Le casse-tête des fusions

Le mode de scrutin permet le rassemblement de la gauche et des écologistes au deuxième tour. Au prix de quelques nuits blanches.

Michel Soudais  • 11 mars 2010 abonné·es

Sitôt clos le scrutin du premier tour, commenceront dimanche soir les discussions en vue de la fusion des listes pour le second tour. Si l’UMP ne devrait pas avoir à gérer cette passe difficile – ses responsables ont déjà fait savoir qu’ils n’entendent pas modifier leurs listes entre les deux tours –, les listes de gauche arrivées en tête vont se trouver dans la situation délicate d’incorporer une ou deux listes, voire trois.
En droit, la règle est simple. Les deux listes arrivées en tête du premier tour, ainsi que toutes celles qui ont obtenu au moins 10 % des suffrages exprimés, peuvent participer au second tour. Et les listes ayant obtenu entre 5 et 10 % des suffrages exprimés peuvent fusionner avec elles. Les choses se compliquent du fait d’un calendrier très serré. Entre la clôture du scrutin et l’heure limite de dépôt des listes en préfecture de région, fixée à 18 heures le mardi 16 mars, les têtes de liste ont un peu moins de 48 heures pour négocier un accord de fusion. En théorie. Car elles doivent aussi prendre en compte les impératifs des imprimeurs et les délais d’acheminement des bulletins de vote et professions de foi jusqu’aux centres de mise sous pli, ces documents imprimés à des millions d’exemplaires devant être livrés dans la journée du 17 mars pour pouvoir être expédiés aux électeurs le lendemain.

Même si des discussions aussi informelles que confidentielles peuvent être engagées avant le premier tour, le faible délai imparti entre les deux tours pour bâtir un rassemblement viable sur toute la durée de la mandature rend l’exercice aussi périlleux qu’acrobatique. Il faut en effet à la fois recomposer et réordonner la liste, étant entendu que les nouveaux venus prennent la place de candidats qui doivent donc être débarqués. Même en acceptant que chaque liste dispose d’un nombre de candidats et de postes éligibles attribués en fonction du score obtenu au premier tour, cette ­nouvelle mouture fait nécessairement des mécontents. D’autant que l’urgence rend illusoire toute consultation militante et oblige à trancher les cas litigieux en petit comité, entre têtes de liste.

Parmi les autres points au menu de la négociation, la répartition des postes (vice-présidences, présidences de commission…) et l’accord programmatique ne sont pas à négliger. Comment parvenir à un programme commun en quelques heures quand, le plus souvent, des semaines de discussions n’ont pas permis de s’entendre avant le premier tour ? En 2004, Jean-Paul Huchon, qui conduisait la liste PS-Verts-PRG-MRC en Île-de-France, et Marie-George Buffet, qui menait avec Claire Villiers la liste « Gauche populaire et citoyenne », avaient résolu le problème en l’évacuant. Aucun accord programmatique n’avait été signé, chacun conservant la liberté de défendre son programme dans l’institution. En Picardie, en revanche, bien qu’un accord programmatique ait été signé entre le socialiste Claude Gewerc et Maxime Gremetz après d’âpres négociations, il n’a guère tenu plus de deux ans.
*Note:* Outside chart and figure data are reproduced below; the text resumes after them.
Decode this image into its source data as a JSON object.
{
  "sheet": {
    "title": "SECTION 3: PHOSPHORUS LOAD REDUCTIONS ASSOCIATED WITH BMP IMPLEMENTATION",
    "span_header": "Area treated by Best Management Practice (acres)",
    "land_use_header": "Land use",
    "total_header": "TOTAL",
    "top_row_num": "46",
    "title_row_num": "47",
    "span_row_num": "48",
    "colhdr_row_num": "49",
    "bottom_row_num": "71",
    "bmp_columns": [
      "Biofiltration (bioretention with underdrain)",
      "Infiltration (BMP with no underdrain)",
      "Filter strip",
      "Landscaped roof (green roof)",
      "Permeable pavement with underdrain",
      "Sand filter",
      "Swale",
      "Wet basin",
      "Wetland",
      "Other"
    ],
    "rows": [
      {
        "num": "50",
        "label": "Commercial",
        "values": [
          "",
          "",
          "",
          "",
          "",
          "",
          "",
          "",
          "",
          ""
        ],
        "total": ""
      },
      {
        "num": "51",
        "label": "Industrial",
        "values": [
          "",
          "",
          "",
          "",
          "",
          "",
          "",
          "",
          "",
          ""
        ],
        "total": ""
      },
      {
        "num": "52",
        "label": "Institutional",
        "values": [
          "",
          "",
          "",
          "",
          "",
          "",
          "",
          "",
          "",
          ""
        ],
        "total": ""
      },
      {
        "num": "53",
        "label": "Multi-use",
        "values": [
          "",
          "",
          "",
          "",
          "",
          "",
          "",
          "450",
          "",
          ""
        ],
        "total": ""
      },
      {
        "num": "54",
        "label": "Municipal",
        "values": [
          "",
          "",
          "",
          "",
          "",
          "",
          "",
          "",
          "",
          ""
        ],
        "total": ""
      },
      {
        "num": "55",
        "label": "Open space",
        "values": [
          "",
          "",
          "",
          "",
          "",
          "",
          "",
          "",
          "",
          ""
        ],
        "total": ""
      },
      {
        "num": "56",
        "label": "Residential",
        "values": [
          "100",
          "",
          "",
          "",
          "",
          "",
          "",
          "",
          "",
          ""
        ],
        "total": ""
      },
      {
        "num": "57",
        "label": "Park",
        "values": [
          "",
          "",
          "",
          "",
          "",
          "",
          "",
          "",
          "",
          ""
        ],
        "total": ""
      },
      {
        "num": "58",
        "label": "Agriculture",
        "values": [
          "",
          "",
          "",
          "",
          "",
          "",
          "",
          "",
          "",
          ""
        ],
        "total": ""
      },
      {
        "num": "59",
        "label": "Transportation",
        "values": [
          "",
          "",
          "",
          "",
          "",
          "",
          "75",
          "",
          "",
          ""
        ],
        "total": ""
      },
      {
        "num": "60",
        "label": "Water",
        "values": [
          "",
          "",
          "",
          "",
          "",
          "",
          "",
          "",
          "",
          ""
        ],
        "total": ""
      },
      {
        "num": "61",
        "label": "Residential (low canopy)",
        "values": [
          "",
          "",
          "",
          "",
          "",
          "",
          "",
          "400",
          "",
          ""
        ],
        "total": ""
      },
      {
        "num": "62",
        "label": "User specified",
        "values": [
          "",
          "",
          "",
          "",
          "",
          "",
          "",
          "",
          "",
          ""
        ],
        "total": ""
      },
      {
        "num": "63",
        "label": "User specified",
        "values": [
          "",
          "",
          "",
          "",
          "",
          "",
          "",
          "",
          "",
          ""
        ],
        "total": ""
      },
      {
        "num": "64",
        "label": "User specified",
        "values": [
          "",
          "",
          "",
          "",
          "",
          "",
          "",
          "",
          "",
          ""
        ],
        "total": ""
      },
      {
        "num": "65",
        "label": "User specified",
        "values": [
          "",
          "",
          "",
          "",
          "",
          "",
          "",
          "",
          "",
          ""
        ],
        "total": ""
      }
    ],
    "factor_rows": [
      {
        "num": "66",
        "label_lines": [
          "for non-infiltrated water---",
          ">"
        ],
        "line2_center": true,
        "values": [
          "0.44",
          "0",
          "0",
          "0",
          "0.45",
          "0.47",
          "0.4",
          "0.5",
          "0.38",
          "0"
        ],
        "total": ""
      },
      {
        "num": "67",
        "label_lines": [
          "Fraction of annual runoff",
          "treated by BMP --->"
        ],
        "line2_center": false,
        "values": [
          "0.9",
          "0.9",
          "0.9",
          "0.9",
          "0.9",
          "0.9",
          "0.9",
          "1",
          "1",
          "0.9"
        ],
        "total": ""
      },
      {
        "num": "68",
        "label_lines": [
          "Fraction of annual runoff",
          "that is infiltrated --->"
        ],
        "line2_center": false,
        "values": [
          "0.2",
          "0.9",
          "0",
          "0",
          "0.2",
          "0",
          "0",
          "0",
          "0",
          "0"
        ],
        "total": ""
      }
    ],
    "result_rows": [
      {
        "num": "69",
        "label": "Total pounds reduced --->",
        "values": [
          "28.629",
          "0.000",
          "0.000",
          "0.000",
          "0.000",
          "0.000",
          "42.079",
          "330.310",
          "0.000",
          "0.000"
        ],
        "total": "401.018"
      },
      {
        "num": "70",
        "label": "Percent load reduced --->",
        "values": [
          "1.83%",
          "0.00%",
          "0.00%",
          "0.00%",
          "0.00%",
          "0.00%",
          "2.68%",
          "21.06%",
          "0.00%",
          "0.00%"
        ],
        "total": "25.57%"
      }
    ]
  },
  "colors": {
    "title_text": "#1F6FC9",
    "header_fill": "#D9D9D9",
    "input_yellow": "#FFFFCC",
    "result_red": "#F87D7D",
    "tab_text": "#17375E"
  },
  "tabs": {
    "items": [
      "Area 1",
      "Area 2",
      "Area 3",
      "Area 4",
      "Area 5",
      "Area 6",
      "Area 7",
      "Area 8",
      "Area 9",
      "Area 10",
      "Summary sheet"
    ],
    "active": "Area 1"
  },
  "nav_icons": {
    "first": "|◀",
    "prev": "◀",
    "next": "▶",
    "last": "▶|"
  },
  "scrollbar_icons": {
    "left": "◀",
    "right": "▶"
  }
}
Ces difficultés expliquent qu’en 2004 plusieurs fusions n’ont pu se faire. À gauche, le président du conseil régional de Midi-Pyrénées, Martin Malvy (PS, PRG, PCF), arrivé ­largement en tête avec 41,4 % des voix, avait baladé la liste des alternatifs de gauche et des Verts (8,09 %). En Champagne-Ardenne, le socialiste Jean-Paul Bachy (27,9 %) avait opposé une fin de non-recevoir aux Verts (7,5 %). À droite, il n’y avait pas eu d’accord entre l’UMP et l’UDF en Bourgogne, où François Sauvadet (UDF), bien que minoritaire, demandait le retrait du président UMP de la région, Jean-Pierre Soisson, en Franche-Comté et en Basse-Normandie. Possibles, les fusions n’ont aucun caractère obligatoire. Et une liste ayant réalisé un score important sera toujours tentée de minimiser (voire nier) la représentation d’une liste ayant obtenu entre 5 et 10 %, pour ne pas s’embarrasser d’une concurrence politique. En revanche, il est plus risqué de maltraiter un partenaire potentiel en position de se maintenir, ce qui est le cas de toute liste dépassant la barre des 10 %.
Mieux vaut connaître ces règles si l’on veut comprendre ce qui va se passer dès dimanche soir. Les discussions seront rendues d’autant plus complexes cette année que, du fait du choix de l’autonomie d’Europe Écologie et du Front de gauche, il y aura fréquemment trois listes en capacité de fusionner à gauche. Nuits blanches en perspective.